Simple items requiring only a quick single image.


👕 Clothing (for Cleaning / Restoration)

This is one of the best uses of QuickShot because it is the fastest possible workflow for soft contents.

For cleanable clothing (being restored and billed individually):

  • Brand/make/model are not required

  • Each garment becomes its own billable cleaning item

  • Garments are placed into a bill-by-item container, such as a Garment Bag

  • Take one photo per garment as it goes into the bag

  • If needed, QuickShot allows a second supporting photo — but usually unnecessary

iCat will automatically generate a full, itemized list of every garment placed into the garment bag.


👕 Clothing (for Non-Salvage)

Clothing declared non-salvage often requires brand/model information:

  • The first image captures the garment

  • If the brand/model details are not visible, QuickShot allows a second supporting photo specifically for the label

  • No third image is supported

  • This keeps non-salvage clothing fast while ensuring the necessary detail for valuation


📺 Simple Electronics (needing 1–2 photos)

Example: a TV where you need:

  • 1 front photo

  • 1 photo of the model information label

QuickShot supports exactly two images — perfect for items with no damage documentation required.

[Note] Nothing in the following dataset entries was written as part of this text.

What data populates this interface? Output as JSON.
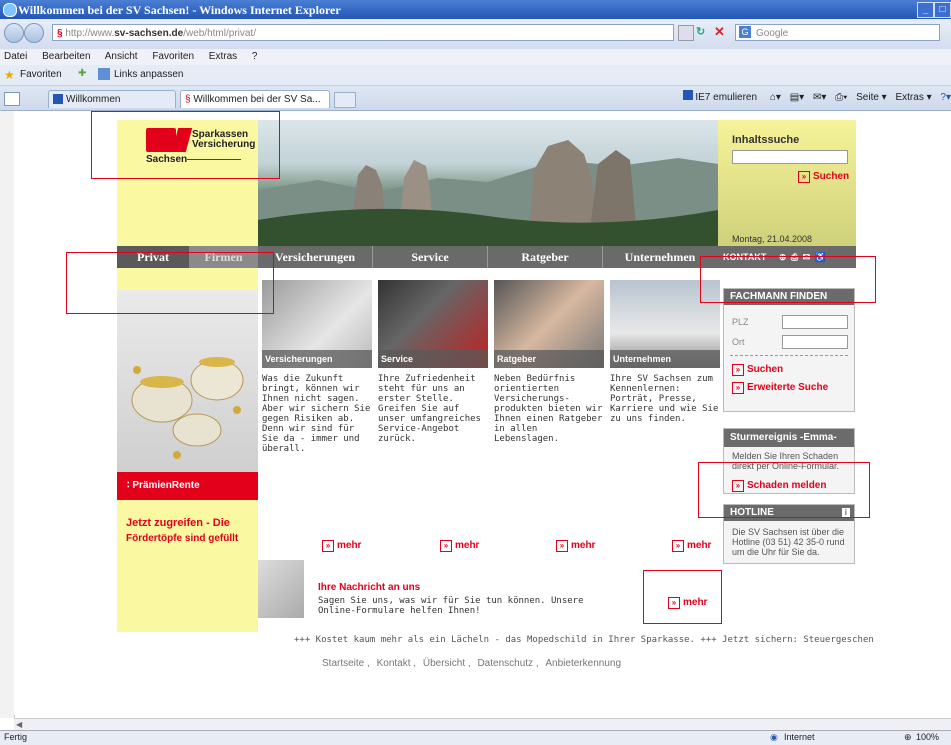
{
  "window": {
    "title": "Willkommen bei der SV Sachsen! - Windows Internet Explorer"
  },
  "address": {
    "prefix": "http://www.",
    "domain": "sv-sachsen.de",
    "path": "/web/html/privat/"
  },
  "search_engine": "Google",
  "menu": [
    "Datei",
    "Bearbeiten",
    "Ansicht",
    "Favoriten",
    "Extras",
    "?"
  ],
  "favbar": {
    "favorites": "Favoriten",
    "links": "Links anpassen"
  },
  "tabs": [
    {
      "label": "Willkommen"
    },
    {
      "label": "Willkommen bei der SV Sa..."
    }
  ],
  "cmdbar": {
    "emulate": "IE7 emulieren",
    "page": "Seite",
    "extras": "Extras"
  },
  "logo": {
    "line1": "Sparkassen",
    "line2": "Versicherung",
    "region": "Sachsen"
  },
  "inhaltssuche": {
    "title": "Inhaltssuche",
    "button": "Suchen",
    "date": "Montag, 21.04.2008"
  },
  "nav": [
    "Privat",
    "Firmen",
    "Versicherungen",
    "Service",
    "Ratgeber",
    "Unternehmen"
  ],
  "kontakt": "KONTAKT",
  "promo": {
    "label": "PrämienRente",
    "headline": "Jetzt zugreifen - Die",
    "sub": "Fördertöpfe sind gefüllt"
  },
  "columns": [
    {
      "caption": "Versicherungen",
      "text": "Was die Zukunft bringt, können wir Ihnen nicht sagen. Aber wir sichern Sie gegen Risiken ab. Denn wir sind für Sie da - immer und überall.",
      "more": "mehr"
    },
    {
      "caption": "Service",
      "text": "Ihre Zufriedenheit steht für uns an erster Stelle. Greifen Sie auf unser umfangreiches Service-Angebot zurück.",
      "more": "mehr"
    },
    {
      "caption": "Ratgeber",
      "text": "Neben Bedürfnis orientierten Versicherungs-produkten bieten wir Ihnen einen Ratgeber in allen Lebenslagen.",
      "more": "mehr"
    },
    {
      "caption": "Unternehmen",
      "text": "Ihre SV Sachsen zum Kennenlernen: Porträt, Presse, Karriere und wie Sie zu uns finden.",
      "more": "mehr"
    }
  ],
  "nachricht": {
    "title": "Ihre Nachricht an uns",
    "text": "Sagen Sie uns, was wir für Sie tun können. Unsere Online-Formulare helfen Ihnen!",
    "more": "mehr"
  },
  "fachmann": {
    "title": "FACHMANN FINDEN",
    "plz": "PLZ",
    "ort": "Ort",
    "search": "Suchen",
    "extended": "Erweiterte Suche"
  },
  "sturm": {
    "title": "Sturmereignis -Emma-",
    "text": "Melden Sie Ihren Schaden direkt per Online-Formular.",
    "link": "Schaden melden"
  },
  "hotline": {
    "title": "HOTLINE",
    "text": "Die SV Sachsen ist über die Hotline (03 51) 42 35-0 rund um die Uhr für Sie da."
  },
  "ticker": "+++ Kostet kaum mehr als ein Lächeln - das Mopedschild in Ihrer Sparkasse. +++ Jetzt sichern: Steuergeschenke vom Staat für I",
  "footer": [
    "Startseite",
    "Kontakt",
    "Übersicht",
    "Datenschutz",
    "Anbieterkennung"
  ],
  "status": {
    "left": "Fertig",
    "zone": "Internet",
    "zoom": "100%"
  },
  "colors": {
    "brand_red": "#e2001a",
    "yellow": "#fbf8a2",
    "nav_gray": "#6a6a6a"
  }
}
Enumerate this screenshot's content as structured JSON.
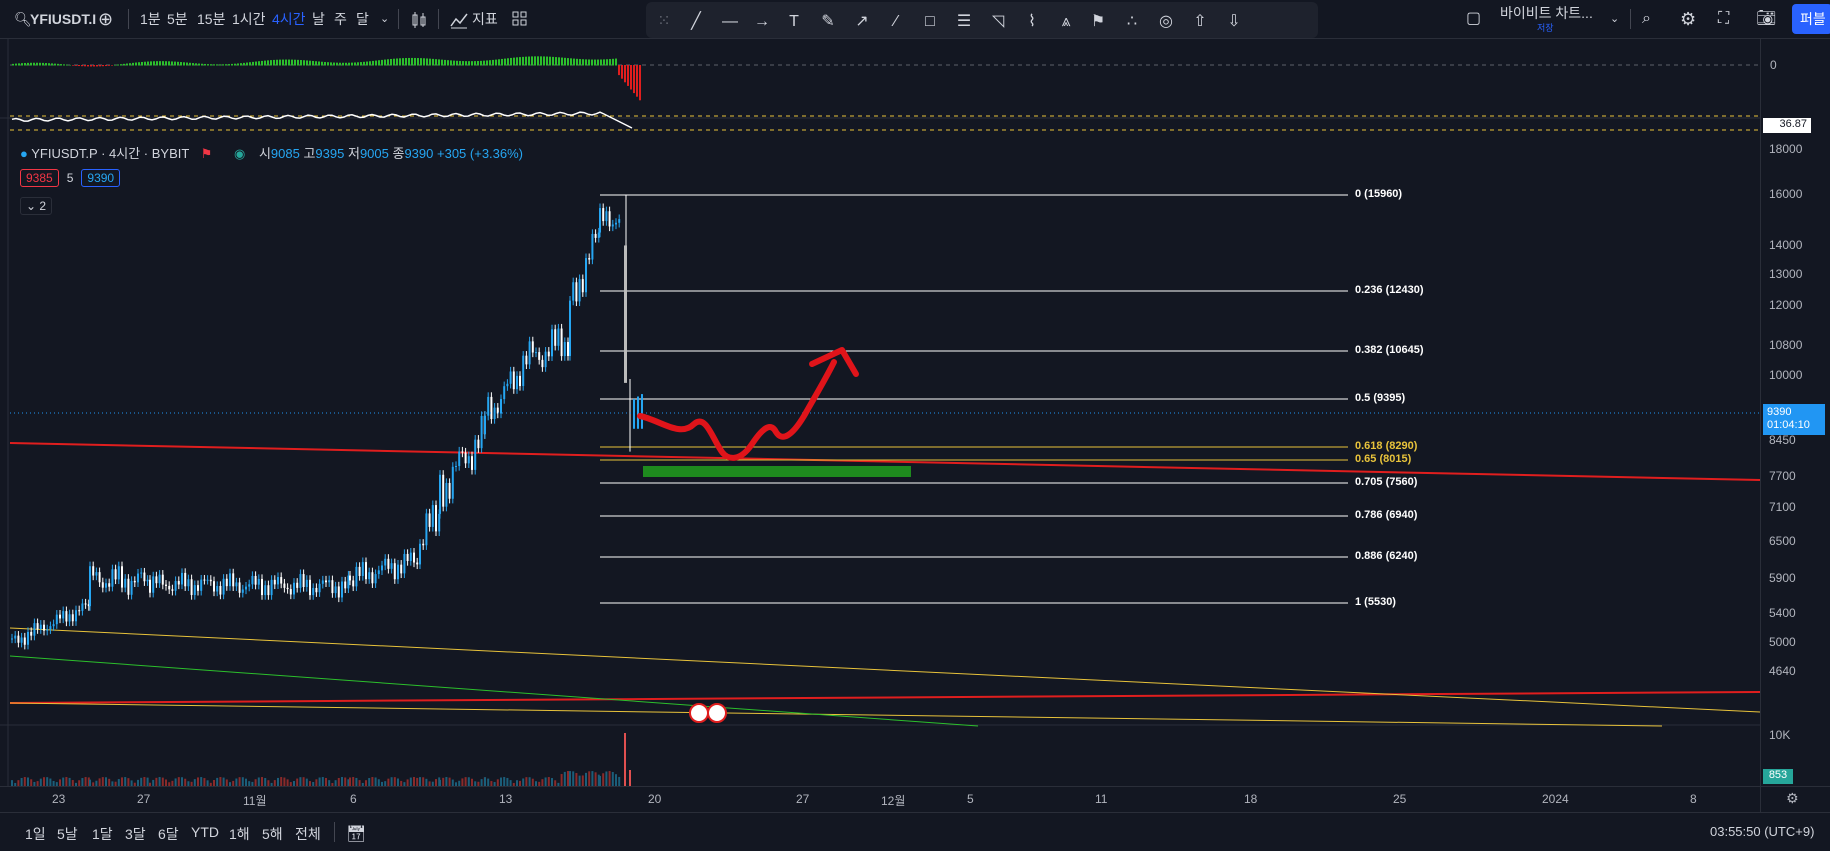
{
  "toolbar": {
    "symbol": "YFIUSDT.I",
    "intervals": [
      "1분",
      "5분",
      "15분",
      "1시간",
      "4시간",
      "날",
      "주",
      "달"
    ],
    "active_interval": "4시간",
    "indicators_label": "지표",
    "layout_name": "바이비트 차트...",
    "layout_sub": "저장",
    "publish_label": "퍼블"
  },
  "legend": {
    "title": "YFIUSDT.P · 4시간 · BYBIT",
    "open_label": "시",
    "open": "9085",
    "high_label": "고",
    "high": "9395",
    "low_label": "저",
    "low": "9005",
    "close_label": "종",
    "close": "9390",
    "change": "+305 (+3.36%)",
    "bid": "9385",
    "spread": "5",
    "ask": "9390",
    "collapse": "2"
  },
  "oscillator": {
    "zero_label": "0",
    "value_label": "36.87"
  },
  "price_scale": {
    "labels": [
      "18000",
      "16000",
      "14000",
      "13000",
      "12000",
      "10800",
      "10000",
      "8450",
      "7700",
      "7100",
      "6500",
      "5900",
      "5400",
      "5000",
      "4640"
    ],
    "current_price": "9390",
    "countdown": "01:04:10"
  },
  "volume": {
    "scale_label": "10K",
    "current_label": "853"
  },
  "fibonacci": [
    {
      "label": "0 (15960)",
      "level": 0,
      "price": 15960
    },
    {
      "label": "0.236 (12430)",
      "level": 0.236,
      "price": 12430
    },
    {
      "label": "0.382 (10645)",
      "level": 0.382,
      "price": 10645
    },
    {
      "label": "0.5 (9395)",
      "level": 0.5,
      "price": 9395
    },
    {
      "label": "0.618 (8290)",
      "level": 0.618,
      "price": 8290
    },
    {
      "label": "0.65 (8015)",
      "level": 0.65,
      "price": 8015
    },
    {
      "label": "0.705 (7560)",
      "level": 0.705,
      "price": 7560
    },
    {
      "label": "0.786 (6940)",
      "level": 0.786,
      "price": 6940
    },
    {
      "label": "0.886 (6240)",
      "level": 0.886,
      "price": 6240
    },
    {
      "label": "1 (5530)",
      "level": 1,
      "price": 5530
    }
  ],
  "time_axis": [
    "23",
    "27",
    "11월",
    "6",
    "13",
    "20",
    "27",
    "12월",
    "5",
    "11",
    "18",
    "25",
    "2024",
    "8"
  ],
  "bottom": {
    "ranges": [
      "1일",
      "5날",
      "1달",
      "3달",
      "6달",
      "YTD",
      "1해",
      "5해",
      "전체"
    ],
    "clock": "03:55:50 (UTC+9)"
  },
  "colors": {
    "background": "#131722",
    "up": "#26a6f2",
    "down": "#ffffff",
    "accent": "#2962ff",
    "trend_red": "#e01e1e",
    "trend_yellow": "#e8c33b",
    "trend_green": "#2cbf2c",
    "zone_green": "#1e8a1e",
    "price_tag": "#2196f3"
  }
}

🔥 High-volume non-salvage rooms

Fire, water, mold, hoarder cleanup — anywhere the majority of items are clearly non-salvage and speed matters.


You Only Choose:

To maintain speed, the user only needs to select:

  • The room

  • The container (if applicable) — e.g., a Garment Bag for individually billable clothing

  • The item status — for non-salvage items, set status to Replacement

iCat processes the rest in the background.


When Not to Use QuickShot


Complex or high-value items requiring multiple angles

Commercial equipment, high-end electronics, etc.
These often need more than two photos.


Items needing detailed documentation to justify non-salvage

Example: a speaker requiring

  • Front

  • Label/model info

  • Damage photos (split corners, crushed surfaces)

These need a regular item entry, not QuickShot.


Flat-fee cleaning boxes

QuickShot creates individual billable line items per image.
Flat-fee cleaning boxes bill per box — so QuickShot cannot be used.


Any scenario needing more than two photos

QuickShot intentionally limits to two images to maintain speed and simplify decision-making.


Why Teams Love QuickShot

Once teams understand how QuickShot works, it becomes a fan favourite because it:

  • Drastically reduces time on-site

  • Removes repetitive manual entry

  • Keeps techs moving during pack-outs

  • Produces clean, individual billable items instantly

  • Handles both non-salvage and clothing workflows extremely well

  • Helps crews maintain speed, consistency, and profitability

QuickShot is built for pure inventory speed — and it shows.